![丸山眞男集 (第13巻)](http://ec2.images-amazon.com/images/I/412M7PPA88L._SL500_AA240_.jpg)
豊臣秀吉のことを考えるときに、木下藤吉郎の時代であっても羽柴秀吉の時代であっても最終的に豊臣秀吉になった人物という視点で考えてしまうのだが、ほんとうは木下藤吉郎は自分が豊臣秀吉になるとは考えてもいなかった。
というようなことを福沢諭吉が言っていた。
人間には一貫した性格があるというのは虚構なのだなということを最近よく感じるのでここはものすごく納得した。虚構だからといって無視できるものでもないけれど、性格は自分が自分を意識して作り上げているものだということはよく思う。
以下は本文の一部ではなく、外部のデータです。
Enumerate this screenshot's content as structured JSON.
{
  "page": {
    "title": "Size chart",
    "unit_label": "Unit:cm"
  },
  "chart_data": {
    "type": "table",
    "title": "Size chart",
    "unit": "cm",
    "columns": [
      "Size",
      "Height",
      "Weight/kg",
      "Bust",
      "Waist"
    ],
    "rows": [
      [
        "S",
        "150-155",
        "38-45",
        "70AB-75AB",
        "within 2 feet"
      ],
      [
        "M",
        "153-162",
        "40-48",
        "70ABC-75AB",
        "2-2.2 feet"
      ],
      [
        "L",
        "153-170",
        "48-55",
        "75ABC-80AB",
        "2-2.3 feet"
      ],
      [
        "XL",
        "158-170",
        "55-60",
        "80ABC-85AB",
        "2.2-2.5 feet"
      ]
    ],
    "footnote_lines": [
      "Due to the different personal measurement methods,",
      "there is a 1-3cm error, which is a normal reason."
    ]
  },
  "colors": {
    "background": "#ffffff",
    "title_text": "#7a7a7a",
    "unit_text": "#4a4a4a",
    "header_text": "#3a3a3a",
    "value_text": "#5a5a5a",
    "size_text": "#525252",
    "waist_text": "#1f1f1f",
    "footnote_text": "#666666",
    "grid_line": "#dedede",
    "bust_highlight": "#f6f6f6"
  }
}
それと、絶対的な正しさがあるわけではなく時代と場所による、というような福沢諭吉がよく使う論理もよくわかる。
福沢諭吉はとても頭の良い人なのだなあ。
しかし、やはりこの当時の文章は難しく、丸山真男の助けがなければ難しい。
ゆっくりとよく読めばわかるのだろうけれど、ほどよいスピードで読まないと文章は理解できないものだ。この時代の本をたくさん読めば慣れるのだろうけれど、専門家ではないのでそこまではしない。
読みやすい現代語訳が出たら良いのになあと感じる。
たいへん良い本なのに言葉が古いということで読まれていない本はたくさんあるのだろうな。原書第一主義というようなものがあるのだが、原書で読まないと意味がないとかそのようなことを言っているうちに誰も古典に触れないような状況になってしまっているんじゃないのかなあ。
ワインに水を混ぜて子供に飲ませて将来の酒飲みを育てるフランス人のような発想が必要だ。